Moving onto the frankenset which is now over halfway finished as I get ready to show off the cards on page #39. As I continue to progress through the binder, a series of posts that I've had a ton of fun with, I intend to put the finishing touches on my 2nd frankenset so I can have another binder ready to go for when I complete the 1st frankenset series.
It's time for me to get started with page #39, featuring cards #343-351 of my frankenset.
#343 1973 Topps Bobby Murcer Boyhood Photos of the Stars
Topps included these Boyhood Photos of the Stars cards in their Flagship sets for a few years, including the 1972 Topps set which I have completed. If nothing else, seeing childhood pictures of 70s greats like Bobby Murcer is really interesting, but I don't really know who else, besides Murcer, is featured in the 1973 Topps subset.
#344 1967 Topps Ossie Chavarria
The brightly-colored uniforms and light blue Athletics team name helps make this classic 1967 Topps card of infielder Ossie Chavarria one of my favorite Oakland Athletics cards of all-time. Even by the 60s standards, very few cards featured as much color as the one above. However, I don't feel it's overwhelming or taking away from the rest of the card.

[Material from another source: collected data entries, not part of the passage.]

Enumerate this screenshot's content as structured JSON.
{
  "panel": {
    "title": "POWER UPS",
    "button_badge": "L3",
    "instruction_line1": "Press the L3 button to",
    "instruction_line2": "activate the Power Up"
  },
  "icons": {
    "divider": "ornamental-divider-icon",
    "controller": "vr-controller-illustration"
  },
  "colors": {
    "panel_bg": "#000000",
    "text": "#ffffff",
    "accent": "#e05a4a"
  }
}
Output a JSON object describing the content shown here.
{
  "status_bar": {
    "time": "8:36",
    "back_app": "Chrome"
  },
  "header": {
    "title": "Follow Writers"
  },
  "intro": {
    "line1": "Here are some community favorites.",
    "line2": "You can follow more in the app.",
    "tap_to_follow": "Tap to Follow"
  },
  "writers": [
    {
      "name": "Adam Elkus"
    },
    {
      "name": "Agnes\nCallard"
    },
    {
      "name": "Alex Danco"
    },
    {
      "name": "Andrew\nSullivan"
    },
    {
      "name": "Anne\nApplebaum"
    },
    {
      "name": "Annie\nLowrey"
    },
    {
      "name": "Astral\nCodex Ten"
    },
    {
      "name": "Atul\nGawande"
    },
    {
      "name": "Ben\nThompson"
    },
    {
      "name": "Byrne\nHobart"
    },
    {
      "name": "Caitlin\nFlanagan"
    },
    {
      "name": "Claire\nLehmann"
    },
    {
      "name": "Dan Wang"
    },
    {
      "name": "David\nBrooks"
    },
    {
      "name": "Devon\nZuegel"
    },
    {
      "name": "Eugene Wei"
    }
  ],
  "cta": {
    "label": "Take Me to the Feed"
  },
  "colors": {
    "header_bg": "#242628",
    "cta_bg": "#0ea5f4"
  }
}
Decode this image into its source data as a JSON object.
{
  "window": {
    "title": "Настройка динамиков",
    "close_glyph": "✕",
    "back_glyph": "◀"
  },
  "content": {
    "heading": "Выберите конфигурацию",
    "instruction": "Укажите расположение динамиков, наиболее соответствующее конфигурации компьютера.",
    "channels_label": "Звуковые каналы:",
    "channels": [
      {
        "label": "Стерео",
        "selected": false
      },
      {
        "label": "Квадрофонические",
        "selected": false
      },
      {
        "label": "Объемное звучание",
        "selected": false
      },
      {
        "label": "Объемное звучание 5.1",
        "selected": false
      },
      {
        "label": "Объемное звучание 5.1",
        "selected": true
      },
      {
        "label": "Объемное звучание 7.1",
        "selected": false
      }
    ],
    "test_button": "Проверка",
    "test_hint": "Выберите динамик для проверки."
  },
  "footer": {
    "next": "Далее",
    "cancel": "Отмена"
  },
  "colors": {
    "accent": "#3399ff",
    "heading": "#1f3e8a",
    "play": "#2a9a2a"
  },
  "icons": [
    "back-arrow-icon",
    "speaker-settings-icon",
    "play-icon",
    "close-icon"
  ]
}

#345 1992 Fleer Ultra Alex Cole
Like a number of cards that I talk about when writing these frankenset posts, I think this Alex Cole card from 1992 Fleer Ultra was a space-filler after I struggled to find another card for spot #345. Don't get me wrong, as far as 90s cards go, it's not a bad effort, but compared to the other cards on this page, the '92 Fleer Ultra doesn't really stand out.
#346 2015 Topps Heritage Jurickson Profar
It wasn't too long ago when Jurickson Profar was supposed to be one of the league's best young star players. Flash forward to 2019 and Profar has been traded from the Rangers, where he couldn't make it big, to the Oakland A's.
Something tells me that Oakland, coming off a 97-win season, is going to turn Profar into a much better player.
#347 1981 Topps Harold Baines
This would have to be one of the more memorable cards of recent Hall of Fame inductee Harold Baines in my entire collection. Also, I know the announcement came over a month ago, but it still feels slightly odd to refer to 6-time All-Star as a Hall of Famer. Regardless, it's good for the White Sox to have another player in Cooperstown.
#348 1979 Topps Andre Dawson
This is one of my favorite cards of Hawk, combined with one of my favorite Topps sets of the entire 1970s decade. The retro-style Baseball with the Topps logo looks awesome, but it's the powder blue Expos jersey and the sheer awesomeness of the card that draws me in. Dawson had a lot of awesome cards produced over the course of his career, and this one is certainly near the top.
#349 1957 Topps Nellie King
Even with the simplicity of the 1957 Topps design, this card of Pittsburgh Pirates pitcher Nellie King will have to go down as my favorite card of the entire page. The background features a surplus of empty stadium seats, likely before a game during practice, but it's the different-colored fonts that give this card a true 60s feel.
#350 1991 Topps Glenn Davis
I don't know if the Astros have worn these 90s uniforms as throwback jerseys over the last few years. While it may seem odd to wear throwback uniforms that were worn just over 20 years ago, it would be cool to see the Astros' superstars of today like Jose Altuve and George Springer wearing the iconic uniforms that Hall of Famers Craig Biggio and Jeff Bagwell wore first.
#351 1999 Topps Chrome Carlos Guillen
Even with the chrome cardstock not being as high-quality as it is today, this 1999 Topps Chrome card of Carlos Guillen is a nice way to end off the page. On this card, I really like the picture, especially the background. The darkish tinge to the card makes it hard to see what ballpark is showcased behind Guillen, though it looks to me like either the White Sox or Athletics' home stadiums.